California Gov. Arnold Schwarzenegger said he will veto a gay marriage bill that passed through the state legislature on Tuesday. The gay marriage bill Terminator said the bill would conflict with the will of voters when they approved Prop 22 last year.

It’s at times like these that the left really wish they could have saved Gray Davis, but not even famed intern Mountie Dudley-Do-Wrong and his uncommon-law wife, Bill and Hillary, could save a man who was ranking a notch below “herpes” on the approval list.

Now, in true liberal tradition, the courts will ride to the rescue to veto the veto. My guess is that, somehow, some way, California’s Ninth Circuit Court gets involved in this.

The Ninth Appellate is quite a collection. It’s as if Michael Moore and Noam Chomsky had love children after a torrid affair on the Isle of Numbskull, and sent them off to law school.

You may remember the Ninth Circuit as the one that ruled that the Pledge of Allegiance is unconstitutional when recited in public-school classrooms, because it contains the phrase “under God.” The ruling applied to nine Western states – 10 if you counted “shock.”

Then, they delayed the voting in California’s recall election. That ruling was, like many of their other decisions, superseded by people who weren’t brain damaged by constant over-the-head beatings with a hardcover coffee-table edition of Karl Marx’s “Bad Ideas: Volume I” .

Frequently turned away by higher courts, the Ninth Circuit Court of Appeals often ends up as the judicial equivalent of the overzealous “lets get them panties off” hand of a horny teenage boy with his stuffy date on prom night – slapped away in abject failure and embarrassment.

The Court was back at it again in late 2003, ruling 2-1 that detainees at the Guantanamo Bay Naval Base in Cuba should have access to the American court system and lawyers. In a way, I agreed. Terrorist suspects should have ready access to the American court system – by moving them all into the homes of some of these judges on the Ninth Circuit.

To the Ninth Circuit, the Guantanamo detainees deserve the best defense your money can buy. You, on the other hand, will only be able to afford representation from your Uncle Earl, who once had half a semester of business law at Paducah Junior College.

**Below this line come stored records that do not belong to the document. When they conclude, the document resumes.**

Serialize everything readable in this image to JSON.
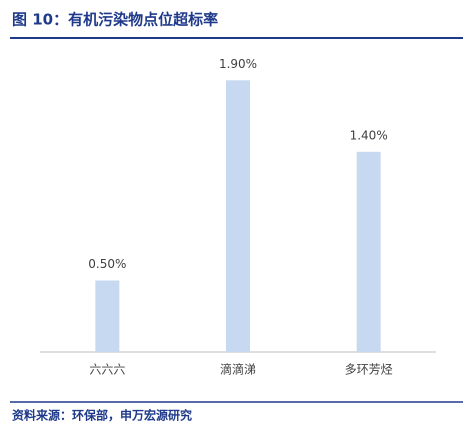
{
  "chart_data": {
    "type": "bar",
    "title": "图 10：有机污染物点位超标率",
    "categories": [
      "六六六",
      "滴滴涕",
      "多环芳烃"
    ],
    "values": [
      0.5,
      1.9,
      1.4
    ],
    "value_labels": [
      "0.50%",
      "1.90%",
      "1.40%"
    ],
    "color": "#c6d9f1",
    "ylim": [
      0,
      2
    ],
    "source": "资料来源：环保部，申万宏源研究"
  }
}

It’s a good thing these judges weren’t around in the ’40s, or else the Nuremberg trials would have ground to a screeching halt with the Ninth Circuit Court of Appeals running things. Once they were told that the steps leading to the courthouse weren’t properly swept, which made Hermann Goering take a tumble and impale himself on the “good luck swastika” he kept in his shirt pocket, he would have been released and awarded $4 million for pain and suffering.

This would have encouraged the likes of Speer, Hess, von Ribbentrop, Keitel, et al, to follow in the goosesteps of Goering. Knowing the mindset of the judges, they could have easily played on their sympathy by claiming the allies intentionally inflicted shell-shock, or pointed out that their captors served them only milk to drink, even though it was made known they were lactose intolerant. Their fear of heights, along with pre-existing conditions of vertigo, would have been frighteningly aggravated by continual threats of hanging, and lawsuits would be filed against “big tobacco,” claiming many Nazi crimes to be entirely the fault of “nicotine rage.”

My guess is that these same judges will soon be messing with Arnold’s veto. After all, if the majority of people are for something, it must be a bad idea, because to the educated ivory tower liberal, there can’t be that many smart people.

Homosexual lobby, don’t give up hope, the courts are on your side, even though the majority of voters aren’t.